Indonesia’s Duri Oil Surges to Widest Premium Ever on Ship Rules

(Bloomberg) -- Indonesia’s Duri crude surged to the biggest premium over the nation’s flagship Minas grade in at least 23 years as demand for heavy-sweet oil surges ahead of the introduction of cleaner ship-fuel rules.

Duri oil can be directly blended to make low-sulfur shipping fuel, according to a company official at Indonesia’s state-owned marketer PT Pertamina, making it popular with buyers ahead of regulations mandating the use of cleaner-burning fuel that take effect Jan. 1. September shipments were $6.82 a barrel above Minas, the biggest premium in data compiled by Bloomberg since 1996.

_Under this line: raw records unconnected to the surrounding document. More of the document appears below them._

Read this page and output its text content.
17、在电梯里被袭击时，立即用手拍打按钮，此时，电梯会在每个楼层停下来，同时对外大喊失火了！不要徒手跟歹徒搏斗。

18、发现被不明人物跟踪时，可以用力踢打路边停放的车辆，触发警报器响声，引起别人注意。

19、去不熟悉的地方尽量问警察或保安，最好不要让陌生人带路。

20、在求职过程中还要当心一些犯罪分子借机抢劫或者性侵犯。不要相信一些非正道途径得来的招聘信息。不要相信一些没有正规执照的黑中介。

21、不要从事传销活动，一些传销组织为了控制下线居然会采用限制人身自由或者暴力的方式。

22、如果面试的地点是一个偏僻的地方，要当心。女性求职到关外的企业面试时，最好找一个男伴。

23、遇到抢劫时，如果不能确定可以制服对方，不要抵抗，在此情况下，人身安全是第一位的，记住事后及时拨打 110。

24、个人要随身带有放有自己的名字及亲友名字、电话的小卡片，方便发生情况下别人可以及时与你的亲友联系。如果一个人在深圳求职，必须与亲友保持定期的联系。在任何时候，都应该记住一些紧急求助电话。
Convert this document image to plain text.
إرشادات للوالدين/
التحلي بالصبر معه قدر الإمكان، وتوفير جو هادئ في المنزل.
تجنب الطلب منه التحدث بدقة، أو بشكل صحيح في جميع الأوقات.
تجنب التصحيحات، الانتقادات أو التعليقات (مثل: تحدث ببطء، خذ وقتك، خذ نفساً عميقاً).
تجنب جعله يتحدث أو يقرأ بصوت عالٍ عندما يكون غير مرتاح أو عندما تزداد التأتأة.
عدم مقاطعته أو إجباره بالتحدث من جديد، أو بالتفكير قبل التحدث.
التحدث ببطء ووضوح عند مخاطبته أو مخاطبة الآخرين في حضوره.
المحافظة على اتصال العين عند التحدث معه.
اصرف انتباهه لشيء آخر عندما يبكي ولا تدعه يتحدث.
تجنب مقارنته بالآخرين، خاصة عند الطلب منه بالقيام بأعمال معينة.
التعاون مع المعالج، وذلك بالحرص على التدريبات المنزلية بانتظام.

Indonesia’s Duri Oil Surges to Widest Premium Ever on Ship Rules

Duri -- a dense and low-sulfur crude -- is one of the few Indonesian grades that can be blended with other fuels to make low-sulfur fuel oil, according to a Pertamina official who declined to be named due to company policy. Other grades such as Minas are too waxy for this purpose, the official added.

In recent months, spot differentials for other heavy-sweet oil such as Pyrenees and Van Gogh has surged as refiners scrambled for crude that can be easily processed or blended to make fuel compliant with regulations known as IMO 2020. Market participants have been preparing for the biggest shift in ship-fuel standards in a generation, hoarding everything from low-sulfur fuel oil to diesel and light-cycle oil in the lead up to implementation.

Duri and Minas were popular in the 2000s as fuel for Japan’s utilities, with demand peaking in 2011 after a devastating tsunami knocked out nuclear power and prompted a surge in oil and gas-fired electricity generation. The price of Duri, which is typically set at a discount to Minas, was at a premium for a second straight month.